After last Friday’s Jummah salah, it was time for lunch in Berkeley. Another tradition. I parked my car, and A and I made our way up Telegraph Avenue. We passed by Moe’s Books on the way, and couldn’t resist ducking inside. We went up to the third floor to look at the books on sale ($5-8 FOR BRAND-NEW BOOKS!), and I laughingly recounted to A the story of the last time I had been there, with HijabMan and my sister in September. We had all lost track of one another in the bookstore while pursuing our own literary interests. Finally, HijabMan had texted me with, “I’m on 3rd floor. East religions,” and my sister and I had gone upstairs to find him agonizing over the piles of books he had been tempted to buy.

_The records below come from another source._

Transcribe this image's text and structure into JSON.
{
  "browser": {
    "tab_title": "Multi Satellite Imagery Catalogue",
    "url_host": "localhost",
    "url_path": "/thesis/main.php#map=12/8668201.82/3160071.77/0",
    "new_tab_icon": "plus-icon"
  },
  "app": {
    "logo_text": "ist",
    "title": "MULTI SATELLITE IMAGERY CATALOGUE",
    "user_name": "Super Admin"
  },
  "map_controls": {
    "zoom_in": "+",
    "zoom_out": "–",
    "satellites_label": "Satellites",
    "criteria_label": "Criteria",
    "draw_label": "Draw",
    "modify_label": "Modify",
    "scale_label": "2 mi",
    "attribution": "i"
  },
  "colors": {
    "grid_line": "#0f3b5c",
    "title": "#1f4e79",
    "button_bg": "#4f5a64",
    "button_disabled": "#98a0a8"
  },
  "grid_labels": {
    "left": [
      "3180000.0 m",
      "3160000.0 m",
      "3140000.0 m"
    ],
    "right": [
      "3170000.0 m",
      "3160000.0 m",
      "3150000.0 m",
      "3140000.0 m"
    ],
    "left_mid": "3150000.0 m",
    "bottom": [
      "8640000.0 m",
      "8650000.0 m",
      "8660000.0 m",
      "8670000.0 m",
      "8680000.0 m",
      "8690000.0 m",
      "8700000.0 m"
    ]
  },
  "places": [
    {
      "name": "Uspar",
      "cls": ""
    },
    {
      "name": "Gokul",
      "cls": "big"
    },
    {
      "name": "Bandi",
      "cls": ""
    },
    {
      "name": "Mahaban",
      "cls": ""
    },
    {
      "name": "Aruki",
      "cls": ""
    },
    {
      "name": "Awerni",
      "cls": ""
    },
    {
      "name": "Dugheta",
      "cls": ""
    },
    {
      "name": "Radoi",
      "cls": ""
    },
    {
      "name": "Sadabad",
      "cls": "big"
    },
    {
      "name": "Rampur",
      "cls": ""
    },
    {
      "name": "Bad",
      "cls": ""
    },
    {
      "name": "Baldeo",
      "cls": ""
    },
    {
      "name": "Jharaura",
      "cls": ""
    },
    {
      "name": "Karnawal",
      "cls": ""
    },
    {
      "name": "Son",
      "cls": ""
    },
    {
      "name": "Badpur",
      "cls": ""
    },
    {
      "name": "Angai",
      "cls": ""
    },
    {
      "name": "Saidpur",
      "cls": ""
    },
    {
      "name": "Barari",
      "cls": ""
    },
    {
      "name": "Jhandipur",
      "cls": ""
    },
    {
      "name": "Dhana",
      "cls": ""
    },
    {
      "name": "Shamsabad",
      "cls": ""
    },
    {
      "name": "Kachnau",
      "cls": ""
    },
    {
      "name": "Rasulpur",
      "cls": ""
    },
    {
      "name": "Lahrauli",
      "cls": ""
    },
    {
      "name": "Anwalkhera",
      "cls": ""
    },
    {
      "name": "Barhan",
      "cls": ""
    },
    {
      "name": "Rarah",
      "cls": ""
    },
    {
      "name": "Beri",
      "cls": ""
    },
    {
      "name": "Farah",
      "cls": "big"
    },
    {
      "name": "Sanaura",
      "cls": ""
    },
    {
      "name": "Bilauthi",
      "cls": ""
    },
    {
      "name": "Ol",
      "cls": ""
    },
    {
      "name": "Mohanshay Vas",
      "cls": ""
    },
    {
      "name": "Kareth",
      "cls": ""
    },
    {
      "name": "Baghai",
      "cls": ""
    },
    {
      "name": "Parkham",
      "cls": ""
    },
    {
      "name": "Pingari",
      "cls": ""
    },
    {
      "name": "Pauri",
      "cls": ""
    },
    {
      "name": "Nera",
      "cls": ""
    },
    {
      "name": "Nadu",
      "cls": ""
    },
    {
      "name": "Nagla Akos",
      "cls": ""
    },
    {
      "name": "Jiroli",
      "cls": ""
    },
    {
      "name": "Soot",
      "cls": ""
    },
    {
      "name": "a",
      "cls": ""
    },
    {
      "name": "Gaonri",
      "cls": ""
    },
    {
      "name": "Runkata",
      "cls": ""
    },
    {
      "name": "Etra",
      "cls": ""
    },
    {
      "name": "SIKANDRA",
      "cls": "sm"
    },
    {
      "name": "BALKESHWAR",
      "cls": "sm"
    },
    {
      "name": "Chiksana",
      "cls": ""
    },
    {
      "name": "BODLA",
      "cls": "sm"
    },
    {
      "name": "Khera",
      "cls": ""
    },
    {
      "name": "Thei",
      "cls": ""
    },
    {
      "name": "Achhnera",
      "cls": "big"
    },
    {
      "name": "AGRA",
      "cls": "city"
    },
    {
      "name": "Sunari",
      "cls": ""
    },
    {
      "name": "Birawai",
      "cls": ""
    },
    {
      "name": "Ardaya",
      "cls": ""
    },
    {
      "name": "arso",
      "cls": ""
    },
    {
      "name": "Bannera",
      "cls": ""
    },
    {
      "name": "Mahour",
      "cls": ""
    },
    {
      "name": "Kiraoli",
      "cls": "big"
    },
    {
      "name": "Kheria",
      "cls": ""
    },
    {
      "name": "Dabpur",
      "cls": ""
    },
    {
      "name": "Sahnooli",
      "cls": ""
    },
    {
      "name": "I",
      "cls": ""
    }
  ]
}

A and I went to lunch, then walked back down Telegraph to my car. In front of Cody’s Books, someone had set up a table with the above “BOOKS AND EVERYTHING ELSE: 25 CENTS” sign. Books lined the sidewalk in neat rows. I had to stop. The lovely A stood by, waiting patiently while I jabbered on and on excitedly and picked out books. All ELEVEN of them.

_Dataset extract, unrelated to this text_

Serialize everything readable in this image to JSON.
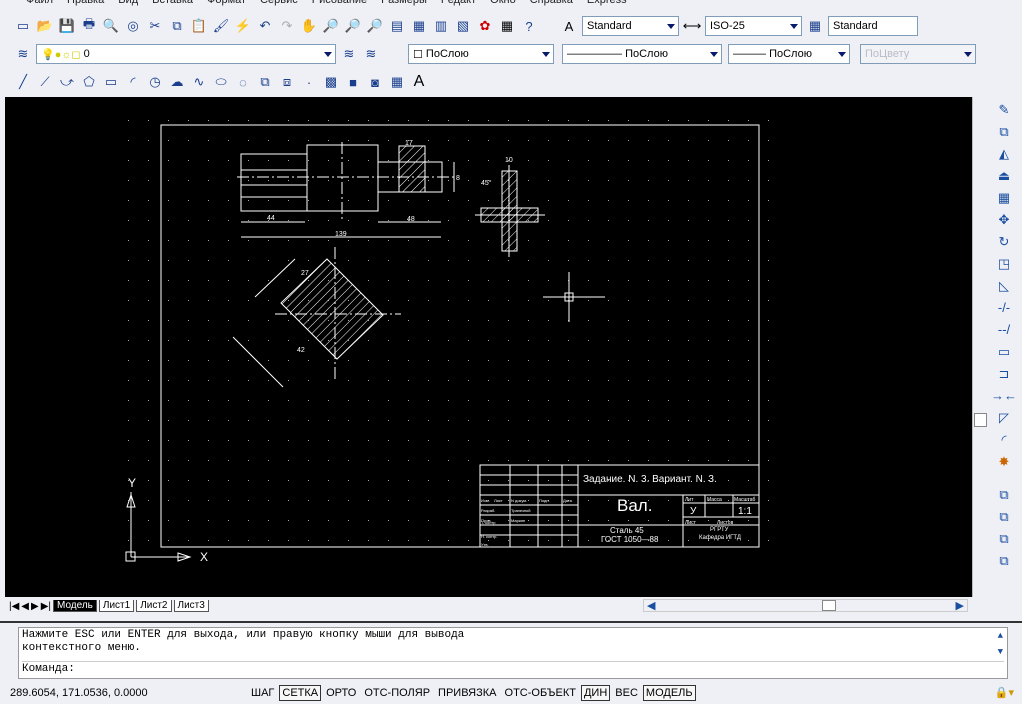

I don’t know where I’m going to put these, and, more importantly, I don’t know when I’ll even get around to reading them. But I wanted them.
Here’s what I got:
– Anthem, by Ayn Rand
– The Princess and the Goblin, by George MacDonald
– Pale Horse, Pale Rider, by Katherine Anne Porter
– 9 Plays by Black Women, edited by Margaret B. Wilkerson
– Seven Short Novel Masterpieces, edited by Leo Hamalian, et al
– Midnight in the Garden of Good and Evil, by John Berendt
– The Man Who Moved the World: The Life & Work of Mohamed Amin, by Bob Smith with Salim Amin
– The New Pocket Anthology of American Verse, edited by Oscar Williams
– The Canterbury Tales, by Chaucer
– The Handmaid’s Tale, by Margaret Atwood
– A Pocket Book of Modern Verse, edited by Oscar Williams
After I had gleefully dropped my quarters into the blue plastic mug and we began walking away, I looked back again, and gasped, “Oh my GOD, there’s MORE!” There, at the edge of the sidewalk, was a row I hadn’t seen.